DAJ CYNK

LG Gram 17 (2020) - najlżejszy z najtrwalszych

Henryk Tur

Testy sprzętu

Sprawdzamy wydajność w różnych sytuacjach

Postanowiłem sprawdzić, jak LG Gram 17 wypadnie w specjalistycznych testach, stworzonych po to, aby sprawdzić realną wydajność podzespołów. I mówiąc szczerze, cudów się nie spodziewałem - wszak urządzenie nie ma dedykowanej karty graficznej.

Na pierwszy ogień poszedł CinebenchR20 – tutaj wynik wyniósł 933 punkty, co sprawiło, że program umieścił go w swoim rankingu tuż za pierwszą dziesiątka – zajął 11 miejsce ze stratą ponad 100 punktów do miejsca 10, ale wyprzedzając o niemal 400 punktów model z pozycji 12.



Potem PCMark 10. Tutaj Gram 17 uzyskał 6703 punkty w kategorii ogólnej, 5308 w produktywności oraz 3176 w tworzeniu treści cyfrowych. Czy to dużo, czy mało? Jak podaje producent benchmarka, aby ocenić wynik jako „dobry”, w wymienionych kategoriach musi przekroczyć wyniki (kolejno): 4100, 4500 oraz 3450 punktów. W przypadku dwóch pierwszych testów przekroczył je znacznie, jednak tworzenie cyfrowych treści to jego pięta achillesowa.

Kolej na Geekbench 5. Tutaj laptop został poddany trzem testom: Vulkan, OpenCL oraz procesora. Ich wyniki to:

  • Vulkan – 6849
  • OpenCL - 6142
  • CPU – 634 punkty dla jednego rdzenia, 2254 punkty dla wielu rdzeni

 

Jak odczytywać te rezultaty? W przypadku testu rdzeni – jest tak sobie. Gram 17 wypadł bardzo daleko do topowych wyników, które przekraczają 2000 punktów dla jednego rdzenia i 10 000 dla wielu.
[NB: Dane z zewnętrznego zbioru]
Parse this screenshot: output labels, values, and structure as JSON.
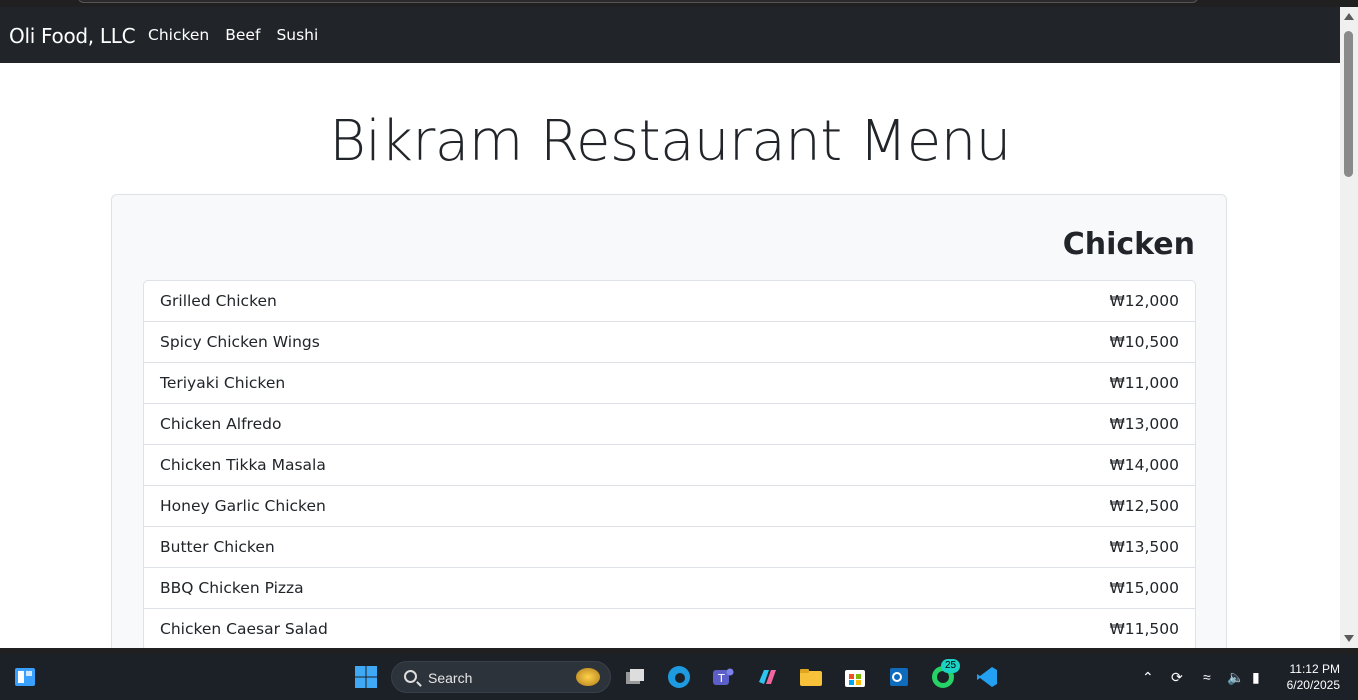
{
  "navbar": {
    "brand": "Oli Food, LLC",
    "links": [
      "Chicken",
      "Beef",
      "Sushi"
    ]
  },
  "page": {
    "title": "Bikram Restaurant Menu"
  },
  "section": {
    "title": "Chicken",
    "items": [
      {
        "name": "Grilled Chicken",
        "price": "₩12,000"
      },
      {
        "name": "Spicy Chicken Wings",
        "price": "₩10,500"
      },
      {
        "name": "Teriyaki Chicken",
        "price": "₩11,000"
      },
      {
        "name": "Chicken Alfredo",
        "price": "₩13,000"
      },
      {
        "name": "Chicken Tikka Masala",
        "price": "₩14,000"
      },
      {
        "name": "Honey Garlic Chicken",
        "price": "₩12,500"
      },
      {
        "name": "Butter Chicken",
        "price": "₩13,500"
      },
      {
        "name": "BBQ Chicken Pizza",
        "price": "₩15,000"
      },
      {
        "name": "Chicken Caesar Salad",
        "price": "₩11,500"
      }
    ]
  },
  "taskbar": {
    "search_label": "Search",
    "whatsapp_badge": "25",
    "time": "11:12 PM",
    "date": "6/20/2025"
  }
}
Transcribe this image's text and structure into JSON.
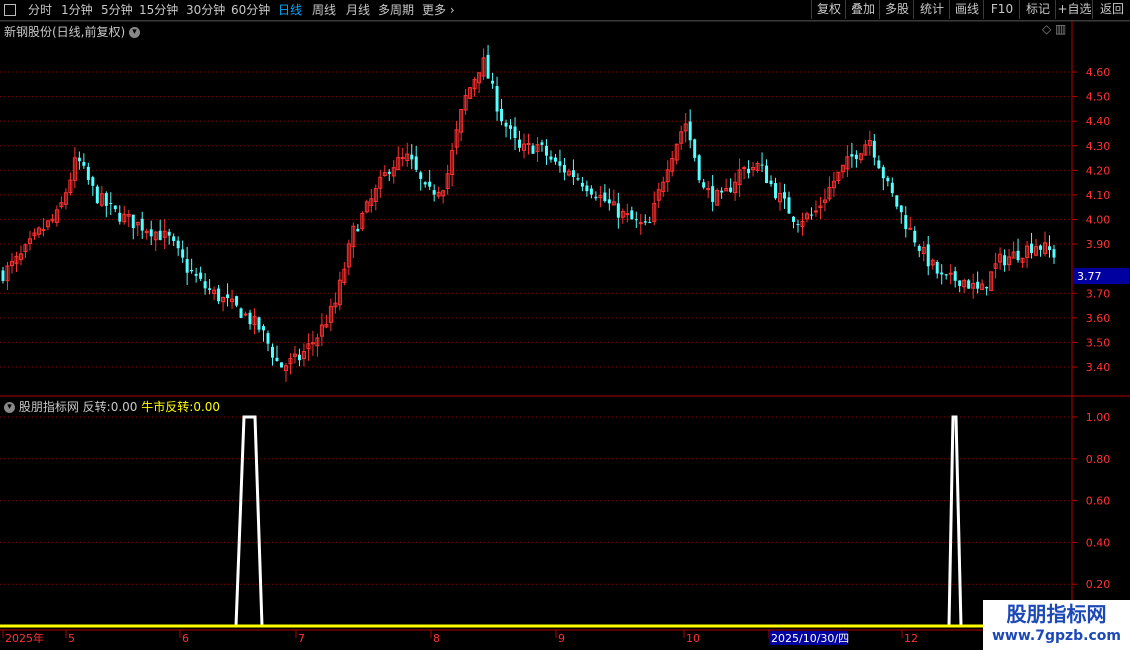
{
  "toolbar": {
    "periods": [
      "分时",
      "1分钟",
      "5分钟",
      "15分钟",
      "30分钟",
      "60分钟",
      "日线",
      "周线",
      "月线",
      "多周期",
      "更多"
    ],
    "active_period": "日线",
    "right_buttons": [
      "复权",
      "叠加",
      "多股",
      "统计",
      "画线",
      "F10",
      "标记",
      "+自选",
      "返回"
    ]
  },
  "main_panel": {
    "title": "新钢股份(日线,前复权)",
    "price_ticks": [
      "4.60",
      "4.50",
      "4.40",
      "4.30",
      "4.20",
      "4.10",
      "4.00",
      "3.90",
      "3.70",
      "3.60",
      "3.50",
      "3.40"
    ],
    "current_price": "3.77"
  },
  "indicator_panel": {
    "name": "股朋指标网",
    "series": [
      {
        "label": "反转:",
        "value": "0.00"
      },
      {
        "label": "牛市反转:",
        "value": "0.00"
      }
    ],
    "ticks": [
      "1.00",
      "0.80",
      "0.60",
      "0.40",
      "0.20"
    ]
  },
  "time_axis": {
    "labels": [
      "2025年",
      "5",
      "6",
      "7",
      "8",
      "9",
      "10",
      "2025/10/30/四",
      "12"
    ]
  },
  "watermark": {
    "name": "股朋指标网",
    "url": "www.7gpzb.com"
  },
  "colors": {
    "up": "#ff3232",
    "down": "#54ffff",
    "grid": "#8a0000",
    "axis": "#b40000",
    "signal": "#ffffff",
    "bull_signal": "#ffff00",
    "price_tag_bg": "#0000a0"
  },
  "chart_data": {
    "type": "candlestick",
    "title": "新钢股份(日线,前复权)",
    "ylim": [
      3.35,
      4.7
    ],
    "x_period_labels": [
      "2025年",
      "5",
      "6",
      "7",
      "8",
      "9",
      "10",
      "2025/10/30/四",
      "12"
    ],
    "close_trend": [
      3.78,
      3.85,
      3.95,
      4.02,
      4.25,
      4.1,
      4.03,
      3.99,
      3.96,
      3.92,
      3.8,
      3.72,
      3.67,
      3.62,
      3.55,
      3.4,
      3.43,
      3.52,
      3.65,
      3.95,
      4.08,
      4.22,
      4.25,
      4.1,
      4.15,
      4.48,
      4.65,
      4.42,
      4.28,
      4.3,
      4.22,
      4.18,
      4.12,
      4.05,
      4.0,
      3.96,
      4.22,
      4.4,
      4.12,
      4.08,
      4.2,
      4.22,
      4.1,
      4.0,
      4.02,
      4.15,
      4.25,
      4.33,
      4.13,
      3.98,
      3.85,
      3.75,
      3.76,
      3.7,
      3.83,
      3.86,
      3.9,
      3.86
    ],
    "indicator": {
      "series": [
        {
          "name": "反转",
          "pulse_at": [
            "6",
            "12"
          ],
          "max": 1.0
        },
        {
          "name": "牛市反转",
          "value": 0.0
        }
      ],
      "ylim": [
        0,
        1.05
      ]
    }
  }
}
A teraz kolej na wymagające testy 3DMark – czyli przede wszystkim sprawdzanie wydajności graficznej.

  • Fire Strike – 1340
  • Nightraid - 5317
  • SkyDiver – 4589
  • TimeSpy – 613

Porównajmy to z innymi, testowanymi przez nas maszynami. Stricte gamingowy Lenovo Legion Y540, kosztujący 3599 zł, zyskał znacznie lepsze wyniki – w TimeSpy było to 2552 punkty, a w Fire Strike – ponad 6373, z kolei "biurowy" HP Spectre x360 Convertible w samym TimeSpy osiągnął 969 punktów.

Podsumowując: wydajnościowo jest mocno tak sobie, co w tej cenie bardzo dziwi. Oczywiście nie jest to laptop zaprojektowany z myślą o graczach, jednak przy tworzeniu treści cyfrowych wysiada, a więc co? Mamy tu urządzenie za ponad 7 tysięcy do obsługi aplikacji biurowych?

Jeśli chodzi o czas pracy baterii, tu do testu posłużył również PCMark 10. Rozpocząłem go z naładowaniem 99%, a po 9 godzinach i 51 minutach pracy non stop - otwierania i korzystania z programów biurowych, przeglądania stron internetowych z animacjami oraz elementami interaktywnymi oraz prowadzenia konferencji wideo na wiele osób - poziom naładowania spadł do 20%. W teście Modern Office uzyskał wynik 5714 punktów.

Jeśli zatem przyjąć, że dzień roboczy to 8-10 h, można bez przesady stwierdzić, że pełne naładowanie wystarczy, aby zapewnić stabilność energetyczną przez cały ten czas. Należy pochwalić szybkość ładowania. Dokładnie o 14:00 laptop miał 0% baterii i samoczynnie się wyłączył. Podpiąłem ładowarkę i już po godzinie akumulator był naładowany w 40%, a o 16:45 mogłem odłączyć zasilanie - było 100%.